Can you make a gist that encodes a pair from your dataset and provides a positive result? Maybe by seeing a working example I can understand want you mean.

MichaelChuai commented 5 years ago

Well, positive off-target sites is usually much fewer than negative sites. Also, the whole combination of epi features is too large to perform (2^92).

Still, I suggest using sequences that one genome has.

JudoWill commented 5 years ago

Well, positive off-target sites is usually much fewer than negative sites. But they're the most important. I also know (from wet-lab data) that transfecting with this sgRNA truly induces mutations at these locations with those epi factors. That's why I was questioning at a negative result.

Also, the whole combination of epi features is too large to perform (2^92). I know the true epi factors at these locations. I just couldn't know whether DNAse hypersensitivity was coded as a 1 or 0, RRBS peaks were coded as 1 or 0, etc. That is not described anywhere. So it is only 16 combinations. I was able to figure this out from the training data.

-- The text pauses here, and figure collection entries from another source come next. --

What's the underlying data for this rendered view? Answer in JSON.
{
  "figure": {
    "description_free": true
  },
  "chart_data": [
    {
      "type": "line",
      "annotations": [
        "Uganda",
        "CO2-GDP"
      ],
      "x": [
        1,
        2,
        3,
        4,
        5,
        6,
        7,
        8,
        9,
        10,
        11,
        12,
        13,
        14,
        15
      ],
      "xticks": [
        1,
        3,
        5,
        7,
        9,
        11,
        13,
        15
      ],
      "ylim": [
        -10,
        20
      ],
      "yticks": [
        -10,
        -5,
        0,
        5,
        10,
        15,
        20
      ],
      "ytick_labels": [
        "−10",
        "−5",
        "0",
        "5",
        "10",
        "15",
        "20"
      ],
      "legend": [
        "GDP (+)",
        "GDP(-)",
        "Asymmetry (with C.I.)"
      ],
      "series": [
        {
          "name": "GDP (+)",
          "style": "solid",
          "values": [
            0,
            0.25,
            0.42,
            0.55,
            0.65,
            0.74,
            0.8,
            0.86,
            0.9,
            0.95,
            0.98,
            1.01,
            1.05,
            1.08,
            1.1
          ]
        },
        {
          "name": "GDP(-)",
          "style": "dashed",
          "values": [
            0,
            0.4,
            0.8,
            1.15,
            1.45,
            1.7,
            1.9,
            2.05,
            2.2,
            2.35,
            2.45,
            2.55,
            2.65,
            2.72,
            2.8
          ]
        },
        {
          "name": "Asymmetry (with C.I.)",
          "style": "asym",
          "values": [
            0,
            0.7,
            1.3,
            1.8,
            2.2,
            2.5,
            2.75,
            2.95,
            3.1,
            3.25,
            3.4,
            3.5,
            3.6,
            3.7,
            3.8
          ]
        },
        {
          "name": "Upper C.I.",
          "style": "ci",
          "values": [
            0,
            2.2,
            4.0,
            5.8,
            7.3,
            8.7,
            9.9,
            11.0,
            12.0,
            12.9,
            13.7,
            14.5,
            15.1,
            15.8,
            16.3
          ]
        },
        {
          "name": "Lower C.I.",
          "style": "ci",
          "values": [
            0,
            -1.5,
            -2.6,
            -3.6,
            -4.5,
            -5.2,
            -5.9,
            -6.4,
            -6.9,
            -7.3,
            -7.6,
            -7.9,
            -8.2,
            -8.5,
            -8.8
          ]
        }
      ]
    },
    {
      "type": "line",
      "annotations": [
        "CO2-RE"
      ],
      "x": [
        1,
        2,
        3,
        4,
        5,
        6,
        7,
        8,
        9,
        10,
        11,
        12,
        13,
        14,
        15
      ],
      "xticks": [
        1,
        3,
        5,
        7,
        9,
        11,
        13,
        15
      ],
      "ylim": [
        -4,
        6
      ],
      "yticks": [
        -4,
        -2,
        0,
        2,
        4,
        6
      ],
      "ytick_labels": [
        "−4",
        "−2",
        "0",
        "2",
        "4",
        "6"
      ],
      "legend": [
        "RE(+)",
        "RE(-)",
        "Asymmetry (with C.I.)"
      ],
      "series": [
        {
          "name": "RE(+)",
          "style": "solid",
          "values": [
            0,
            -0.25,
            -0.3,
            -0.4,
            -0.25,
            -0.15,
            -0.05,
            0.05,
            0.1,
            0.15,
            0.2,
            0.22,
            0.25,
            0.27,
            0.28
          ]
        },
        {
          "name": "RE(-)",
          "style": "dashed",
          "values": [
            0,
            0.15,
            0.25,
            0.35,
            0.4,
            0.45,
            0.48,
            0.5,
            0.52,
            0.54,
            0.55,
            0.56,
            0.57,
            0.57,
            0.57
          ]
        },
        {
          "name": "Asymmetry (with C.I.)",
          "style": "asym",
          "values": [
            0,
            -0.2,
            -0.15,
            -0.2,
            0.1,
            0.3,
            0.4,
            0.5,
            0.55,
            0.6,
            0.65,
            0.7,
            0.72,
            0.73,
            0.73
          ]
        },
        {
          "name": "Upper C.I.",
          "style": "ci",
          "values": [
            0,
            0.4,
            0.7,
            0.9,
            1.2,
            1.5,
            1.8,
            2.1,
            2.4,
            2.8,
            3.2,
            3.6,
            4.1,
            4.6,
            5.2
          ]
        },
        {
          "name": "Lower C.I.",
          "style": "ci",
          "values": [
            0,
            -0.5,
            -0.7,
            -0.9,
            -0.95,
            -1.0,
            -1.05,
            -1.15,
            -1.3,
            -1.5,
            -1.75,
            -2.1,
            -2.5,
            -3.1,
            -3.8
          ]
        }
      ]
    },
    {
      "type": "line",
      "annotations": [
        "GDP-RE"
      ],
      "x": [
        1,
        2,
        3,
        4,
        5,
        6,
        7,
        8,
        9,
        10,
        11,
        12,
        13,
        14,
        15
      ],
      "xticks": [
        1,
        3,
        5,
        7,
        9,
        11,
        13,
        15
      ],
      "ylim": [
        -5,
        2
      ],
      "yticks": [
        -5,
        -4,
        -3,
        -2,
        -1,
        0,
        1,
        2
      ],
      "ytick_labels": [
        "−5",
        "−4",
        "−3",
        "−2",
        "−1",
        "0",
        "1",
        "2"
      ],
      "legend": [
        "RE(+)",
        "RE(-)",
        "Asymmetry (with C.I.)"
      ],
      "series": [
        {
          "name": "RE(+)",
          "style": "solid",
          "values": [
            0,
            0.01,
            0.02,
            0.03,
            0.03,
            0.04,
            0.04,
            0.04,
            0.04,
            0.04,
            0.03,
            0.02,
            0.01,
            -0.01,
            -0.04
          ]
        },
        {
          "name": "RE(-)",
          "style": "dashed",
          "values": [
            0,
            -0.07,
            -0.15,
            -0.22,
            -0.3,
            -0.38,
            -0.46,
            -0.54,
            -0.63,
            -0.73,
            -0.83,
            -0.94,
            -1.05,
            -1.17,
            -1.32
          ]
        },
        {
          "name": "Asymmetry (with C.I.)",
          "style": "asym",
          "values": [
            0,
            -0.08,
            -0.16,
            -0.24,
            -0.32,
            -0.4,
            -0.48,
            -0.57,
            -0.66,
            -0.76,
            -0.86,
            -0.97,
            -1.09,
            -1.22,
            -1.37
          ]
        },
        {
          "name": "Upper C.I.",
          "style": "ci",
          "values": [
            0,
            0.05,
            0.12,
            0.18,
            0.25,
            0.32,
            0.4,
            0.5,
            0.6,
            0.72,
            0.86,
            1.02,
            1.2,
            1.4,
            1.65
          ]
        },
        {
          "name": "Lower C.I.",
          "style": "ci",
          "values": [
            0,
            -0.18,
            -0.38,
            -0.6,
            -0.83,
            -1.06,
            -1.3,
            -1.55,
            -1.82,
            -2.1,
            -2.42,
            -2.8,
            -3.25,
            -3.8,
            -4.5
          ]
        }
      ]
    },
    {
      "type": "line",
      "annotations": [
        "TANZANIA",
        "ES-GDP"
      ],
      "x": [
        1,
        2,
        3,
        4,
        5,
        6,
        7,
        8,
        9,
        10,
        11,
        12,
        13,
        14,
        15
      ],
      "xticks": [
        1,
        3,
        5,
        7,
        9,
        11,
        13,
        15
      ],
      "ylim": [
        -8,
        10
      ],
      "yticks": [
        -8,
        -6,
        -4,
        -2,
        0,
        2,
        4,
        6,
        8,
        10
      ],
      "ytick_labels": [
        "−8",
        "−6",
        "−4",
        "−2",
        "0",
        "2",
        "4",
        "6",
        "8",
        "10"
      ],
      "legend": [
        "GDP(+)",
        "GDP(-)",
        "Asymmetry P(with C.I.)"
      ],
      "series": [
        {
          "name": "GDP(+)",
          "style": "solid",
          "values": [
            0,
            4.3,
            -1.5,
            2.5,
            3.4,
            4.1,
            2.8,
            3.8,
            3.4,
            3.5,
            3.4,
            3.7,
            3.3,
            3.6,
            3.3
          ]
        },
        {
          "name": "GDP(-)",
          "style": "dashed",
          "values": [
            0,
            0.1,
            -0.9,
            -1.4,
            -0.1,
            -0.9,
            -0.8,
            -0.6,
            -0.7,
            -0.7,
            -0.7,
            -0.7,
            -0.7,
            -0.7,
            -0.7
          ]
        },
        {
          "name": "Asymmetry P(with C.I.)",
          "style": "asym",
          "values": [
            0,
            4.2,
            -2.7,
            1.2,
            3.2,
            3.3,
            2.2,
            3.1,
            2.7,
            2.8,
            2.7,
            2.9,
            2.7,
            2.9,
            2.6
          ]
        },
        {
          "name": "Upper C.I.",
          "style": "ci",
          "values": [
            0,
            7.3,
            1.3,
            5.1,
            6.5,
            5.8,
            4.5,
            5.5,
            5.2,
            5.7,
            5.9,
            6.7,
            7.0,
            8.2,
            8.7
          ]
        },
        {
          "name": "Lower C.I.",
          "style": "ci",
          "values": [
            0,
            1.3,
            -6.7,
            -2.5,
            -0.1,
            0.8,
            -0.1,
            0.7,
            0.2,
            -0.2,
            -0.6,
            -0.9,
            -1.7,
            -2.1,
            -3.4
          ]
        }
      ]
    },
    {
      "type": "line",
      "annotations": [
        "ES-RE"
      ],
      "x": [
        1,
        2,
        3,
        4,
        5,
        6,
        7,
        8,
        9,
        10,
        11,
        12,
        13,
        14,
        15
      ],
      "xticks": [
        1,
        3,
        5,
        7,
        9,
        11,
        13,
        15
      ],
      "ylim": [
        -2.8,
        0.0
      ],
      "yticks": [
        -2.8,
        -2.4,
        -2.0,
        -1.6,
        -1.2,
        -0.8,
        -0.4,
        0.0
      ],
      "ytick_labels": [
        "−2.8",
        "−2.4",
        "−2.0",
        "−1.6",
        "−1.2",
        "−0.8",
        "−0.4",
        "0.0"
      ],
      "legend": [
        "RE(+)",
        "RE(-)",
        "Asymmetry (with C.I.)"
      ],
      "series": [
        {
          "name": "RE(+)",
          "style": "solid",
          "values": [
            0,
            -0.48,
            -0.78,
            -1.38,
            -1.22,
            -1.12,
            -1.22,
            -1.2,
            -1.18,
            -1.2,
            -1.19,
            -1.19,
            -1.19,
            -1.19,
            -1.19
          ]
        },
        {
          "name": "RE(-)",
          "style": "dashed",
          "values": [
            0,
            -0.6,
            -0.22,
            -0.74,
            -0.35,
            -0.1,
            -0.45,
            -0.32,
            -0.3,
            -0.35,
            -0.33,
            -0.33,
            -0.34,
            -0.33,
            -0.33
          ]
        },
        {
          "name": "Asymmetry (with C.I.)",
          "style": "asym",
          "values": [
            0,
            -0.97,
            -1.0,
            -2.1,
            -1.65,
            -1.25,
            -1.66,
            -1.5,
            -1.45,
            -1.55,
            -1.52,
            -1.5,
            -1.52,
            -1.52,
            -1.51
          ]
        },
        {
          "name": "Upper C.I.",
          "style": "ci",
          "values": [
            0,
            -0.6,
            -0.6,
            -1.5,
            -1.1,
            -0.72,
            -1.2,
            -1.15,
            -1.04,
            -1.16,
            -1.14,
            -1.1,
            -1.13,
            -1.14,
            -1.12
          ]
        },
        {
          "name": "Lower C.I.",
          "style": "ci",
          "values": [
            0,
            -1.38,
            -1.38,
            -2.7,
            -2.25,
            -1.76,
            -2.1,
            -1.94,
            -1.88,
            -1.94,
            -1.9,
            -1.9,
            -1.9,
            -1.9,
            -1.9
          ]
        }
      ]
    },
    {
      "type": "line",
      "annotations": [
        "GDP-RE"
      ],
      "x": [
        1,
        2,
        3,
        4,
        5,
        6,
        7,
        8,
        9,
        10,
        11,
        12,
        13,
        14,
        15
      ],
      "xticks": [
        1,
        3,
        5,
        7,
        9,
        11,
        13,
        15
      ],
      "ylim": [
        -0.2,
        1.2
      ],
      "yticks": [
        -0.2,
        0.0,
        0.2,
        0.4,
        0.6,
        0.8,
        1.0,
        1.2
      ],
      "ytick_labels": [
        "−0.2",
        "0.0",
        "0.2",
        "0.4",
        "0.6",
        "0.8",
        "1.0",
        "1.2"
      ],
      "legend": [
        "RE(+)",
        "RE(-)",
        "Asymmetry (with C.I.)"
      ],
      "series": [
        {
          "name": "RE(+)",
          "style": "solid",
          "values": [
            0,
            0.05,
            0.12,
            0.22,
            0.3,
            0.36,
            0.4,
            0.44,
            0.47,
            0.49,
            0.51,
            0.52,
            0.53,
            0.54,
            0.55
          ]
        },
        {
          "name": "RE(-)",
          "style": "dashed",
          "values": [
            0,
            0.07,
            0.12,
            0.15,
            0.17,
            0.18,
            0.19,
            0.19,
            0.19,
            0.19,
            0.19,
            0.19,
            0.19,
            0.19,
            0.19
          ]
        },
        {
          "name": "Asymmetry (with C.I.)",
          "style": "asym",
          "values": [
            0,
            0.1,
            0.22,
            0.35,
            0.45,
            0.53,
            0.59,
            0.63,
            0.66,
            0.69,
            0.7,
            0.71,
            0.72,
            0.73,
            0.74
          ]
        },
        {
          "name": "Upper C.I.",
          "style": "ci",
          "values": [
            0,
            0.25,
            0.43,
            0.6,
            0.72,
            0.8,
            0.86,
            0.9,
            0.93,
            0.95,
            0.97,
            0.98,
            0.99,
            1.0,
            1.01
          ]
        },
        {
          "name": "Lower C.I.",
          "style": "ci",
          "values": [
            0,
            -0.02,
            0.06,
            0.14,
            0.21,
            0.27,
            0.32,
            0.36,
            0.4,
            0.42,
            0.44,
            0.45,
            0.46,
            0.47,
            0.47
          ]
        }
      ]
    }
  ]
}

You're still not understanding my question ... but I was able to figure it out looking at your training data. I'm assuming this is a terminology barrier between biology and comp-sci. Here's how my computational biologist brain thinks about it. There aren't "on-target sgRNAs" and "off-target sgRNAs". We make an sgRNA. The sgRNA itself is synthetic, it has no epigenetic factors. It is designed to cleave a specific genomic location, which has epigenetic factors (what your on-target model uses). It may also bind/cleave to other off-target sites on the genome, which have their own epi factors.

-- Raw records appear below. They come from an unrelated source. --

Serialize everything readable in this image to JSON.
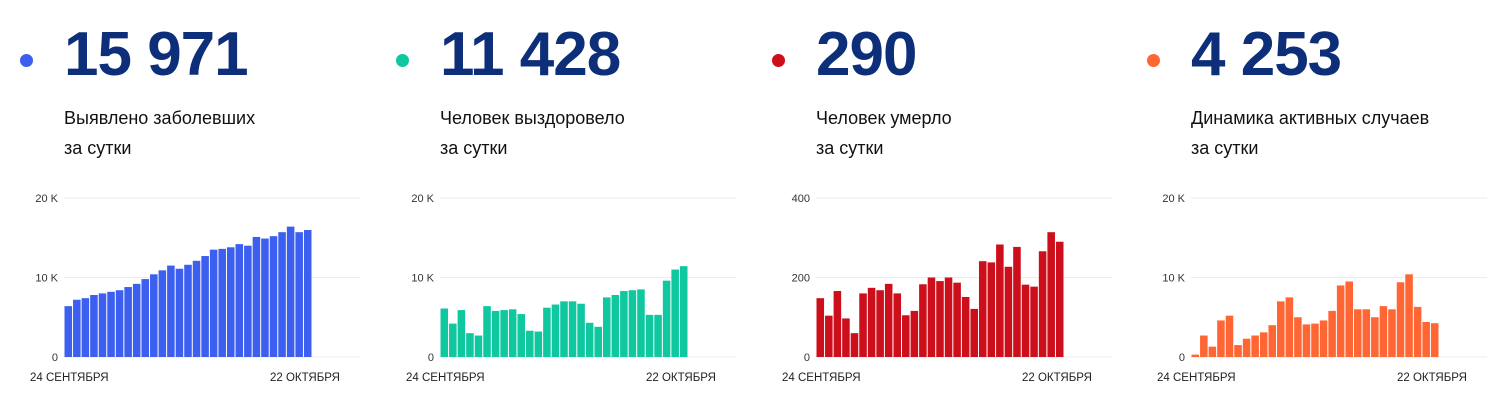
{
  "panels": [
    {
      "number": "15 971",
      "desc_line1": "Выявлено заболевших",
      "desc_line2": "за сутки",
      "color": "#3c5ff0",
      "dot_color": "#3c5ff0"
    },
    {
      "number": "11 428",
      "desc_line1": "Человек выздоровело",
      "desc_line2": "за сутки",
      "color": "#10c8a0",
      "dot_color": "#10c8a0"
    },
    {
      "number": "290",
      "desc_line1": "Человек умерло",
      "desc_line2": "за сутки",
      "color": "#cc0f1a",
      "dot_color": "#cc0f1a"
    },
    {
      "number": "4 253",
      "desc_line1": "Динамика активных случаев",
      "desc_line2": "за сутки",
      "color": "#ff6633",
      "dot_color": "#ff6633"
    }
  ],
  "chart_data": [
    {
      "type": "bar",
      "title": "",
      "x_start_label": "24 СЕНТЯБРЯ",
      "x_end_label": "22 ОКТЯБРЯ",
      "yticks": [
        0,
        10000,
        20000
      ],
      "ytick_labels": [
        "0",
        "10 K",
        "20 K"
      ],
      "ylim": [
        0,
        20000
      ],
      "values": [
        6400,
        7200,
        7400,
        7800,
        8000,
        8200,
        8400,
        8800,
        9200,
        9800,
        10400,
        10900,
        11500,
        11100,
        11600,
        12100,
        12700,
        13500,
        13600,
        13800,
        14200,
        14000,
        15100,
        14900,
        15200,
        15700,
        16400,
        15700,
        15971
      ]
    },
    {
      "type": "bar",
      "title": "",
      "x_start_label": "24 СЕНТЯБРЯ",
      "x_end_label": "22 ОКТЯБРЯ",
      "yticks": [
        0,
        10000,
        20000
      ],
      "ytick_labels": [
        "0",
        "10 K",
        "20 K"
      ],
      "ylim": [
        0,
        20000
      ],
      "values": [
        6100,
        4200,
        5900,
        3000,
        2700,
        6400,
        5800,
        5900,
        6000,
        5400,
        3300,
        3200,
        6200,
        6600,
        7000,
        7000,
        6700,
        4300,
        3800,
        7500,
        7800,
        8300,
        8400,
        8500,
        5300,
        5300,
        9600,
        11000,
        11428
      ]
    },
    {
      "type": "bar",
      "title": "",
      "x_start_label": "24 СЕНТЯБРЯ",
      "x_end_label": "22 ОКТЯБРЯ",
      "yticks": [
        0,
        200,
        400
      ],
      "ytick_labels": [
        "0",
        "200",
        "400"
      ],
      "ylim": [
        0,
        400
      ],
      "values": [
        148,
        104,
        166,
        97,
        60,
        160,
        174,
        168,
        184,
        160,
        105,
        116,
        183,
        200,
        191,
        200,
        187,
        151,
        121,
        241,
        238,
        283,
        227,
        277,
        182,
        177,
        266,
        314,
        290
      ]
    },
    {
      "type": "bar",
      "title": "",
      "x_start_label": "24 СЕНТЯБРЯ",
      "x_end_label": "22 ОКТЯБРЯ",
      "yticks": [
        0,
        10000,
        20000
      ],
      "ytick_labels": [
        "0",
        "10 K",
        "20 K"
      ],
      "ylim": [
        0,
        20000
      ],
      "values": [
        300,
        2700,
        1300,
        4600,
        5200,
        1500,
        2300,
        2700,
        3100,
        4000,
        7000,
        7500,
        5000,
        4100,
        4200,
        4600,
        5800,
        9000,
        9500,
        6000,
        6000,
        5000,
        6400,
        6000,
        9400,
        10400,
        6300,
        4400,
        4253
      ]
    }
  ]
}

So, the sgRNA off-target prediction problem is a one-to-many relationship. In your offtar classification dataset you only have 30 unique sgRNAs sequences across 153233 lines. I wanted to know for a specific sgRNA when looking across the (potentially many) combinations of other targets whether the sgRNA epi factors (the x_sg_off_target variable) changed as the genomic target (the x_ot_off_target variable) changed. Or whether it remained the same.

Looking through the classification data in the repo (hek293t.epiotrt) there are 132914 lines but only 18 unique sequences across the first sequence column. Each instance of the 18 sequences have the same epi factors across the x_sg_off_target columns. It is only the x_ot_off_target that change. There are some duplicates in the x_ot_off_target columns but I assume that is because different off-target sites may have the same sequence and epi-factors. Since you don't include the mapping locations, it is hard for me to confirm. From the paper and the description on the tool's website it looks like you get this from the intended target of the sgRNA and then map these same factors across all potential off-target sites in the x_sg_off_target columns and then vary the x_ot_off_target with the epi factors at those locations.

I still get about a 60% false negative rate (ROC: 0.57) in my own dataset but now that I understand your encoding I can fine-tune the model using my own data. Since I'm working in a non-human system a little adjustment is expected.